If you are volunteering as a Bible class teacher in a large congregation, your class probably only has one age group, like second grade, in it. Smaller congregations don’t have that luxury. Whether it’s from a lack of space, less children or a shortage of volunteers, you may have a wide span of ages in your class.
If you are currently teaching a class with children of various ages, you are probably well aware of some of the issues this can cause. Children can develop greatly physically, emotionally, educationally, socially and spiritually over the course of a year. A difference of four years between adults is barely noticeable. With children, it’s a huge developmental leap.
Which can make it difficult even teaching the Bible story. If younger concrete thinkers are in the class with older children (who are thinking more abstractly), you will have some students who understand abstract concepts and others who will take everything that is said very literally. Even the things they enjoy doing and their life experiences can change the dynamics of application principle examples and activities.

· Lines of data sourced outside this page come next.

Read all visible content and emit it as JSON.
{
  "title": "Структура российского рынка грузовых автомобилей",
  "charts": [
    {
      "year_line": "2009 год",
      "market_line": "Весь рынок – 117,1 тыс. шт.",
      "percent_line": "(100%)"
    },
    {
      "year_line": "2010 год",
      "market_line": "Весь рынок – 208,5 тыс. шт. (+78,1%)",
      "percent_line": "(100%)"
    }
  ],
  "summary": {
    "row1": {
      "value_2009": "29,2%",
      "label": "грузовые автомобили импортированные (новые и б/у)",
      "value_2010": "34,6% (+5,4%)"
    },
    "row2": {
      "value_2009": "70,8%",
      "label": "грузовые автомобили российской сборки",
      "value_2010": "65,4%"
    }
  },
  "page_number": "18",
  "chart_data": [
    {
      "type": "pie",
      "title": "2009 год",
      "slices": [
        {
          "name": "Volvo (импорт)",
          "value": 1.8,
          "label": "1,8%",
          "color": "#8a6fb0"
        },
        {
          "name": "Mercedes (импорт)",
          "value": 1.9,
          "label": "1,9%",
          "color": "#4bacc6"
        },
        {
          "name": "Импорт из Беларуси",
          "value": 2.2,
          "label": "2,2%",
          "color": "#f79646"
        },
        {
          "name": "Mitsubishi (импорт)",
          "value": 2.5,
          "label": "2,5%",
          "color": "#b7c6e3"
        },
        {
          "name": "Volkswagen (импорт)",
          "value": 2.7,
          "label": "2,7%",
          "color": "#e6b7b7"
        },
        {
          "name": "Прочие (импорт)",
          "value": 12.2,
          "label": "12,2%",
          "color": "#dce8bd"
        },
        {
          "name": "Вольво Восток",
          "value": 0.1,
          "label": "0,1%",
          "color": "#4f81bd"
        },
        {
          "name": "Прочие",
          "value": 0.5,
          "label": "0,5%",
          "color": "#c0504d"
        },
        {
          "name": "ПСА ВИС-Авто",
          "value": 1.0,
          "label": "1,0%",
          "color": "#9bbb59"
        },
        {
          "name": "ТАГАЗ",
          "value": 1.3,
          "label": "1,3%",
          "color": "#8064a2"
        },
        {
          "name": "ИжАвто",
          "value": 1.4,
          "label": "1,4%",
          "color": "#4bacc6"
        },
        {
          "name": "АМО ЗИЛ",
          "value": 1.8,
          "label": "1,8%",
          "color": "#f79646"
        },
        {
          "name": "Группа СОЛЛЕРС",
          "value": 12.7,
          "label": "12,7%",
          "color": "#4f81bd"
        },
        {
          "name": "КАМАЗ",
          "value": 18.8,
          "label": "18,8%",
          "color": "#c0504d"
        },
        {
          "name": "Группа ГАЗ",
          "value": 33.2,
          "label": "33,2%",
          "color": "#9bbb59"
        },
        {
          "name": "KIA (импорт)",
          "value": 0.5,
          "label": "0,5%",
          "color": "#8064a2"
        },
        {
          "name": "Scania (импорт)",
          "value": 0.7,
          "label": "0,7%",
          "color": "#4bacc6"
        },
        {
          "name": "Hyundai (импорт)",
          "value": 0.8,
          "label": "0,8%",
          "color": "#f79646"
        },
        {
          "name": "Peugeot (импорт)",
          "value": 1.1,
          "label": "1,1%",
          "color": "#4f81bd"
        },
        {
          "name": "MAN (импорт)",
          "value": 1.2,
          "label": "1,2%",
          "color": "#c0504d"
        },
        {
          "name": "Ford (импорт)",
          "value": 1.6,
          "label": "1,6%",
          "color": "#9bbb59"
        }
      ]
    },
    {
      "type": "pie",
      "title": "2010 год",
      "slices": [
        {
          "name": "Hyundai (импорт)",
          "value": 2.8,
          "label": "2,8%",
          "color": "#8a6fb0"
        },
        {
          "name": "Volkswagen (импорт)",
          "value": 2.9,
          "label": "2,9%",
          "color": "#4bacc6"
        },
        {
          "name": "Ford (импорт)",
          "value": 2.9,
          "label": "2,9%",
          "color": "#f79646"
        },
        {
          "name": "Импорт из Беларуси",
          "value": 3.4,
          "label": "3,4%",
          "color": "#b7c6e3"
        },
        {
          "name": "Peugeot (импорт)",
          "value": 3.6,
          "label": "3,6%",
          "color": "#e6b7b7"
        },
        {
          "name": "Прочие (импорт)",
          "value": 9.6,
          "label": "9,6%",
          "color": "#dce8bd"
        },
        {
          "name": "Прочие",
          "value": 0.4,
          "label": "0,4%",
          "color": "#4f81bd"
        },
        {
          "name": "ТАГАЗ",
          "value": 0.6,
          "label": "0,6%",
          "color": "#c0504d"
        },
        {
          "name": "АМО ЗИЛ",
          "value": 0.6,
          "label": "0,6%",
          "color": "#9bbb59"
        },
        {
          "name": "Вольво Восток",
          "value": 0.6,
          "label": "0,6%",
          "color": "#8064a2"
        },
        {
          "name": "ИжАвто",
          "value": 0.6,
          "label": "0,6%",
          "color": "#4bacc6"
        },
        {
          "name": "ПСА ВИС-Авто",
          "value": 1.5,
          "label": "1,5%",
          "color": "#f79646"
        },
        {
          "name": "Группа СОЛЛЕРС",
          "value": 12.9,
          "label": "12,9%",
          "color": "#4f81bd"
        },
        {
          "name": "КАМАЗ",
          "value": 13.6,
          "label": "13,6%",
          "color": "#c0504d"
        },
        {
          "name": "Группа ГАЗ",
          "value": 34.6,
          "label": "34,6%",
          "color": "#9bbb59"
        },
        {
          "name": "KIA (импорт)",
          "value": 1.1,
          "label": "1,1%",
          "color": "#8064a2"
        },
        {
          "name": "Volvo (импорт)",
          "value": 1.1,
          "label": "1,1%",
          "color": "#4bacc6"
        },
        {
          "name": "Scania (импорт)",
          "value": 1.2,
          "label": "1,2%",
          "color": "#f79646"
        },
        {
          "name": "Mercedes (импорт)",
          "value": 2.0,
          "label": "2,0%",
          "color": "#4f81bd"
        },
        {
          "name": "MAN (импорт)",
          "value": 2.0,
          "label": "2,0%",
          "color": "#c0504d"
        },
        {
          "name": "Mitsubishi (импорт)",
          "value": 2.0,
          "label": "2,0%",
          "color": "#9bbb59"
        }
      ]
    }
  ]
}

There are some things you can do though to make these multi-age classes easier for teachers to teach and more appropriate for all of your students. Here are a few of our favorite suggestions:
- Carefully plan age breaks. Some age groups really need to be separated if at all possible – even if it means there are only two or three children in the class. It just isn’t very safe or developmentally appropriate to have toddlers in the same room with elementary aged children. Their abilities and needs are just too different and one group is suffering for the other to learn in the ways that are best for them. Natural breaks are easier to manage. Think general groups like toddlers, pre-schoolers, early elementary (kindergarteners can easily go with the pre-school or elementary group in most cases) and upper elementary.
- Make sure the younger students are kept safe. It’s easy to forget about younger students and accidentally allow them to do something that really isn’t safe for their age group. Simple things like serving grapes that haven’t been cut into pieces is not an issue for an elementary child like it would be for a toddler. If your teacher is most comfortable teaching the older group, make sure they know what the younger group of children may need done differently to keep them safe and/or help them learn.
- Explain everything carefully, while acknowledging some may have mastered the concept or skill already. If you must mix concrete and non-concrete thinkers together for example, you will need to explain to the younger students that when the Bible says someone turned “as if to stone”, it doesn’t mean God turned them into a rock. Or if your activity requires a physical skill like cutting or writing, encourage the older students to help the younger ones. Make sure to acknowledge the older students though or they will feel like they are in a “baby class”.
- Plan activities that will appeal to all ages. Many hands-on experiential activities are fun for all ages. We’ve even had teens and adults sneak into classes after they end to participate in the same activity as the kids. This is especially true for activities that help them experience what life was like in the Bible, service projects and activities involving things like cooking or acting.
- Give examples for each age group. If you are giving examples for what the things you are discussing may look like in their worlds, you need to give different examples when those worlds are different. Giving a school test example to a child who hasn’t been to school or taken a test yet isn’t helpful to that child. Likewise giving a pre-school example to kids already in school will once again make them feel as if they are in a “baby class”. Giving an appropriate example for each group will help them better understand the principle or command and help them feel as if they are an important part of the class.
In an ideal world, your congregation is growing and multi-aged classes won’t last long. Handling them intentionally while you do use them is crucial for student learning, growth and safety.